Independent broker research
027Vol. IVJuly 10, 2026
Independent broker research

Long-term investing

Etoro Stop Loss Orders guide

A stop loss order is an instruction to close a position if the price reaches a level you set, with the aim of limiting further losses on that position. How stop losses work in practice depends on the broker's execution rules, the product type and market conditions. This page does not confirm Etoro's current stop loss features. It explains what long-term investors should check in Etoro's own platform and legal documents before depending on stop losses in their strategy.

Etoro Stop Loss Orders guide cover image

Confirm how stop losses apply to your products

Stop loss behavior can differ between real asset holdings and derivative products such as CFDs, and rules can differ by instrument, account type and region. Before you assume a stop loss is available or works a certain way, open a position ticket in your Etoro account and read the on-screen options, then compare them against the broker's published order execution policy and help documentation. Pay attention to whether stops are mandatory, optional or adjustable for the products you use, and whether any default levels are applied when you open a position.

  • Check whether stop losses are available on the specific instruments and product types you hold.
  • Verify whether any default stop level is applied automatically and how to change it.
  • Read the order execution policy for how stop orders are triggered and filled.
  • Confirm whether rules differ between real assets and leveraged or CFD positions.

Understand triggers, gaps and slippage

A stop loss sets a trigger level, not a guaranteed exit price. In fast markets or when prices gap between sessions, a position can be closed at a worse price than the stop level. Some brokers offer guaranteed stop variants for certain products, sometimes at extra cost, but you should not assume this exists until you see it in the broker's current documents. Long-term investors should also check what happens to stops during corporate actions, market closures or platform maintenance windows.

  • A triggered stop closes at the next available price, which can be worse than the stop level after a gap.
  • Verify in current documents whether any guaranteed stop option exists and what it costs, rather than assuming it.
  • Ask how stops behave around dividends, splits and other corporate actions.
  • Test order placement with a small position first if you are unsure how the platform handles it.

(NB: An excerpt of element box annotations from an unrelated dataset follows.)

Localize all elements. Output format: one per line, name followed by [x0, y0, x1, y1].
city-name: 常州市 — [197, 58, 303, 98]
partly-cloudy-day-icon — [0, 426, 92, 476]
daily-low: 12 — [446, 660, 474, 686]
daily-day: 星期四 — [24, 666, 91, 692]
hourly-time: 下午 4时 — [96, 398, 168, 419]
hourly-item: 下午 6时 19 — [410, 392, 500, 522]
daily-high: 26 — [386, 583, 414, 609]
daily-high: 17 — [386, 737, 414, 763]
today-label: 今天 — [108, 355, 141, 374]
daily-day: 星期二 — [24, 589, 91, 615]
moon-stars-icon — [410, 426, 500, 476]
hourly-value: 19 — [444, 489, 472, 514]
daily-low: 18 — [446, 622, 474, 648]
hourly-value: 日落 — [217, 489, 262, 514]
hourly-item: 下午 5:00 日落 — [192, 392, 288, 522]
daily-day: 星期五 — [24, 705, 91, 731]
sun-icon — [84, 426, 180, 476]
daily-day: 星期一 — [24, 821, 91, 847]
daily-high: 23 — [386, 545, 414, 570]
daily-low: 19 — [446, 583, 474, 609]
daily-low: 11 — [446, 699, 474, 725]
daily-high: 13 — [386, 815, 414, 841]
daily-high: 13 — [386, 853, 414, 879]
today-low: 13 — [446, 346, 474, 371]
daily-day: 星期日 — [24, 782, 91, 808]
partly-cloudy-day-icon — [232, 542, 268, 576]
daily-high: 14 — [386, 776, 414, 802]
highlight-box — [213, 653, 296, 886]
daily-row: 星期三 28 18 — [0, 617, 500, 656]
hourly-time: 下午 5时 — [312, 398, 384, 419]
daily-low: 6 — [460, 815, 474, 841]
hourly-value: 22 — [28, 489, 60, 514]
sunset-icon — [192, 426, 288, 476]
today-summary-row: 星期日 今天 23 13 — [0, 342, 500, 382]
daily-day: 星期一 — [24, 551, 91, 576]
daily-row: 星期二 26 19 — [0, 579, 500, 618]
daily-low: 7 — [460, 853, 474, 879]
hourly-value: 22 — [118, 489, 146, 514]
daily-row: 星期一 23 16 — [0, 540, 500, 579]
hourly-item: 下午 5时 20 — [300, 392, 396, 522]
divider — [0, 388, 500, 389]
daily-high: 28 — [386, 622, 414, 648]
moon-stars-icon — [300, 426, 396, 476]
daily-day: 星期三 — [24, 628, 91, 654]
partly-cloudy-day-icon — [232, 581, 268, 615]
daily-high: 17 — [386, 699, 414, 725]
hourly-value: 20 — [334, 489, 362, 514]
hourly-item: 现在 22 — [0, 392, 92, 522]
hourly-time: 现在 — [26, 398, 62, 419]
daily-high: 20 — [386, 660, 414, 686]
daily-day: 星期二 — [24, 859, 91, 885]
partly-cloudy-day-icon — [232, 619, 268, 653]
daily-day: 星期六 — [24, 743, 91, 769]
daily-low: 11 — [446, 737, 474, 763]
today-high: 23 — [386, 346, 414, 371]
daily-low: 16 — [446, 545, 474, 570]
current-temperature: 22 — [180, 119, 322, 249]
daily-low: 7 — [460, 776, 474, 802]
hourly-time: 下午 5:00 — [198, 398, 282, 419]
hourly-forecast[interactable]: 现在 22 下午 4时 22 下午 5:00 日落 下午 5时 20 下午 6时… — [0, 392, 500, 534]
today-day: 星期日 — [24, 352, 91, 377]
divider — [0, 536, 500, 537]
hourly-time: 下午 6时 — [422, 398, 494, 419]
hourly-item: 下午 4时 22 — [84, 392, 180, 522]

Deciding whether stops fit a long-term approach

Stop losses are a risk management tool, not a substitute for position sizing and diversification. For long-term holdings, a tight stop can convert ordinary volatility into a realized loss, while a very wide stop may offer little protection. Decide in writing what a stop is meant to achieve for each position, and review levels on a schedule rather than reacting to headlines. For related guides, see the Long-term investing hub (/invest-long-term). If you are comparing brokers on order features, apply the checklist at Find my broker (/find-my-broker), and use the Brokerage fee calculator (/tools/brokerage-fee-calculator) to estimate the cost of exits and re-entries, since frequent stop-outs add trading costs.

  • Match stop distance to your holding period and the instrument's normal volatility.
  • Document the purpose of each stop so you can review it against your plan.
  • Account for the trading costs of being stopped out and re-entering positions.

Continue researching

Open related InvestorTrip pages before treating this topic as a final decision.

FAQ

Does a stop loss guarantee my maximum loss?

Not by default. A standard stop loss triggers a market exit when the level is reached, so gaps and fast moves can produce a worse fill than the stop price. Any guaranteed variant, if offered, must be confirmed in the broker's current documents along with its conditions and costs.

How do I check Etoro's current stop loss rules?

Open a position ticket in your own account to see the available options, then read Etoro's order execution policy, terms and help pages. Rules can vary by product type, account and region, so verify against your specific setup rather than third-party summaries.

Should long-term investors always use stop losses?

Not necessarily. Stops suit some strategies and instruments better than others. For long holding periods, position sizing and diversification often matter more, and tight stops can force sales during normal volatility. Decide based on your written plan and risk tolerance.